Надеюсь, вы не думаете, мой друг, что я стану таскать на себе такую

тяжесть; где это видано, чтобы брошь была размером с черепаху! (Сердито

захлопывает шкатулку.) Во сколько она обошлась? Инка. Материал и изготовление стоили полмиллиона перусалемских долларов,

сударыня. Творческий вклад Верховного Инки сделал эту брошь

произведением искусства. Как таковое, она стоит не меньше десяти

миллионов. Эрминтруда. Дайте ее сюда. (Хватает шкатулку.) Я заложу ее и на вырученные

деньги куплю себе что-нибудь посимпатичнее. Инка. Ни в коем случае, сударыня.
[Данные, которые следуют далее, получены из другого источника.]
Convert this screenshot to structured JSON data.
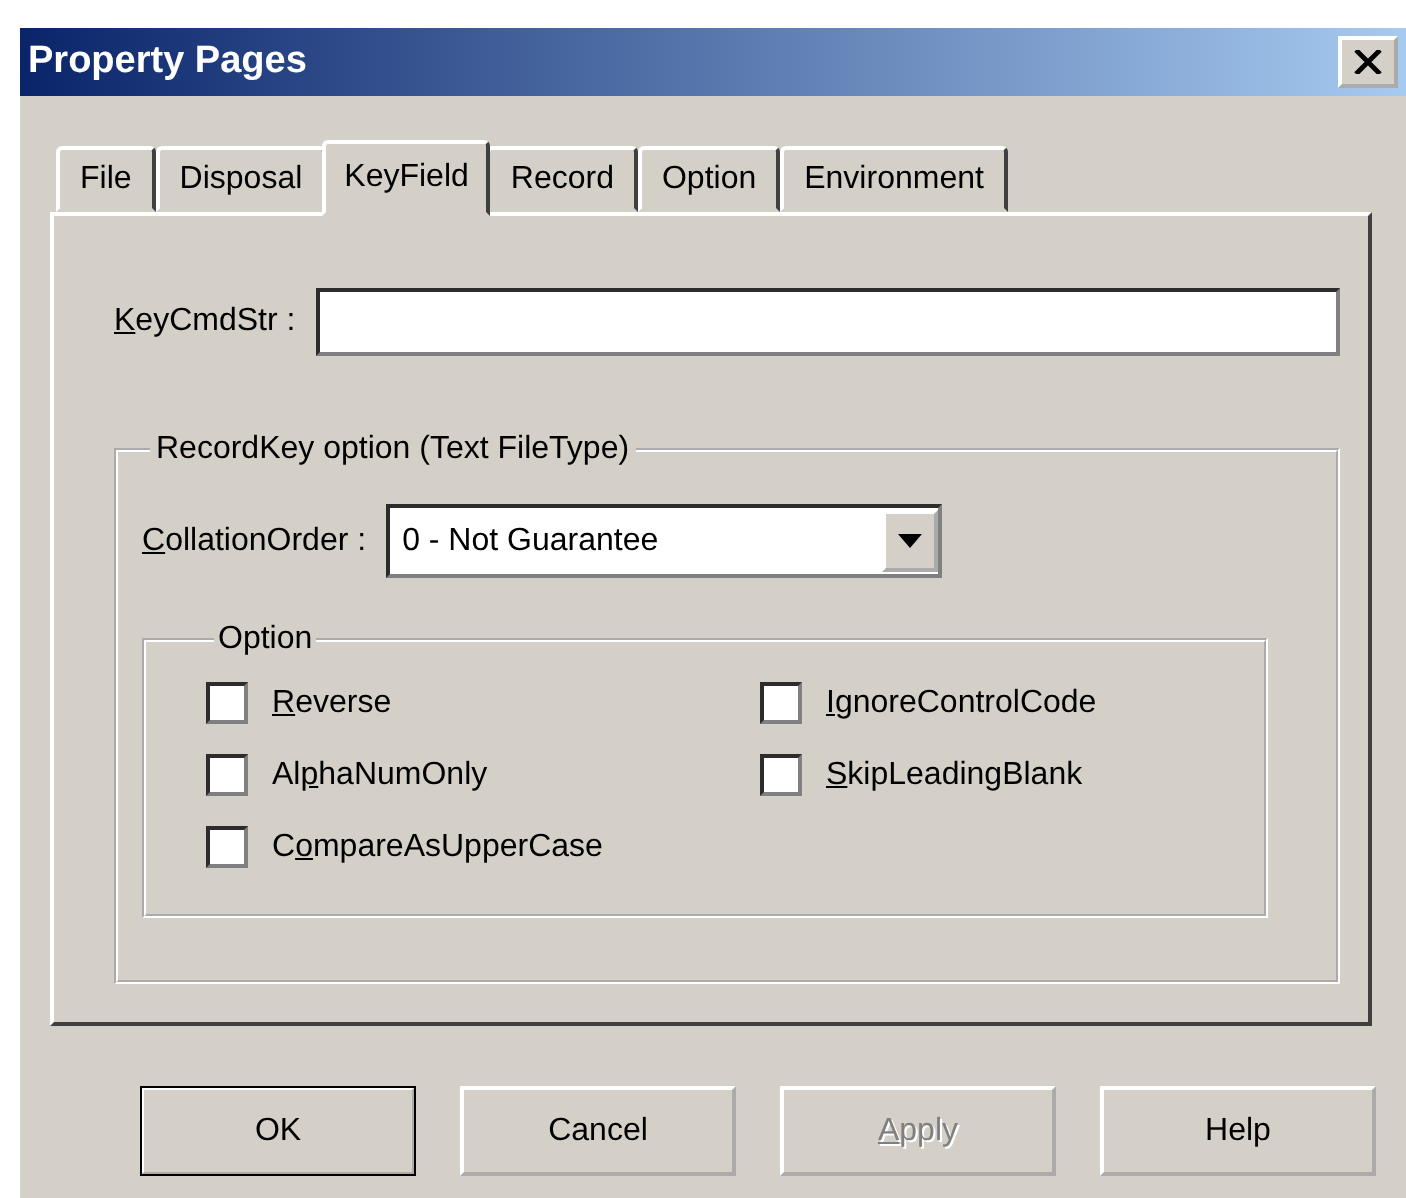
{
  "window": {
    "title": "Property Pages"
  },
  "tabs": [
    {
      "label": "File",
      "selected": false
    },
    {
      "label": "Disposal",
      "selected": false
    },
    {
      "label": "KeyField",
      "selected": true
    },
    {
      "label": "Record",
      "selected": false
    },
    {
      "label": "Option",
      "selected": false
    },
    {
      "label": "Environment",
      "selected": false
    }
  ],
  "key_cmd_str": {
    "label": {
      "key": "K",
      "after": "eyCmdStr :"
    }
  },
  "record_key_group": {
    "title": "RecordKey option (Text FileType)",
    "collation_order": {
      "label": {
        "key": "C",
        "after": "ollationOrder :"
      },
      "value": "0 - Not Guarantee"
    },
    "option_group": {
      "title": "Option",
      "checkboxes": [
        {
          "label": {
            "key": "R",
            "after": "everse"
          },
          "checked": false
        },
        {
          "label": {
            "key": "I",
            "after": "gnoreControlCode"
          },
          "checked": false
        },
        {
          "label": {
            "before": "Al",
            "key": "p",
            "after": "haNumOnly"
          },
          "checked": false
        },
        {
          "label": {
            "key": "S",
            "after": "kipLeadingBlank"
          },
          "checked": false
        },
        {
          "label": {
            "before": "C",
            "key": "o",
            "after": "mpareAsUpperCase"
          },
          "checked": false
        }
      ]
    }
  },
  "buttons": [
    {
      "label": {
        "before": "OK"
      },
      "default": true,
      "disabled": false
    },
    {
      "label": {
        "before": "Cancel"
      },
      "default": false,
      "disabled": false
    },
    {
      "label": {
        "key": "A",
        "after": "pply"
      },
      "default": false,
      "disabled": true
    },
    {
      "label": {
        "before": "Help"
      },
      "default": false,
      "disabled": false
    }
  ]
}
Произведение Верховного Инки не может быть

выставлено в витрине ростовщика. (Бросается в кресло; он вне себя от

ярости.) Эрминтруда. Тем лучше. Вашему Инке придется самому выкупить свою брошь,

чтобы избежать позора, и несчастный ростовщик получит назад свои

деньги. Никто другой такую брошь не купит. Инка. Можно узнать почему? Эрминтруда. Да вы посмотрите на нее! Посмотрите! Неужели вы сами не видите

почему? Инка (зловеще опустив усы). К сожалению, мне придется доложить Верховному

Инке, что вы лишены эстетического чувства. (Встает; очень недоволен.)

Верховный Инка не может породниться с особой, которая понимает в

искусстве, как свинья в апельсинах. (Пытается забрать шкатулку.) Эрминтруда (вскакивая и отступая за спинку своего кресла). Ну-ну! Не троньте

брошь! Вы вручили ее мне от имени Верховного Инки Перусалемского. Она

моя. Вы сказали, что находите мою внешность удовлетворительной. Инка. Я нахожу ее неудовлетворительной. Верховный Инка не позволил бы своему

сыну жениться на вас, даже если бы мальчик попал на необитаемый остров

и не имел другого выбора. (Уходит в противоположный конец комнаты.) Эрминтруда (спокойно садится и ставит шкатулку на стол). Естественно

откуда на необитаемом острове священник, чтобы нас обвенчать? Нам

пришлось бы ограничиться морганатическими отношениями. Инка (возвращаясь). Подобные выражения неуместны в устах принцессы,

претендующей на высочайшее положение на земле. Вы безнравственны, точно

драгун.

Эрминтруда пронзительно смеется.

(Пытается побороть смех.) В то же время (садится) ваше грубое замечание

не лишено остроумия и вызывает у меня улыбку. (Поднимает кончики усов и

улыбается.) Эрминтруда. Когда я выйду замуж, капитан, я скажу Верховному Инке, чтобы он

велел вам сбрить усы. Они совершенно неотразимы. Наверное, весь

Перусалем не сводит глаз с ваших усов. Инка (решительно наклоняясь к ней). Что там Перусалем, сударыня! Весь мир не

сводит глаз с моих усов. Эрминтруда. Меня поражает ваша скромность, капитан Дюваль. Инка (внезапно выпрямляясь). Женщина! Не говорите глупостей. Эрминтруда (возмущенно) Ну, знаете! Инка. Взгляните фактам в лицо. Мои усы - точная копия усов Верховного Инки.

Весь мир занят созерцанием его усов. Мир только этим и занимается!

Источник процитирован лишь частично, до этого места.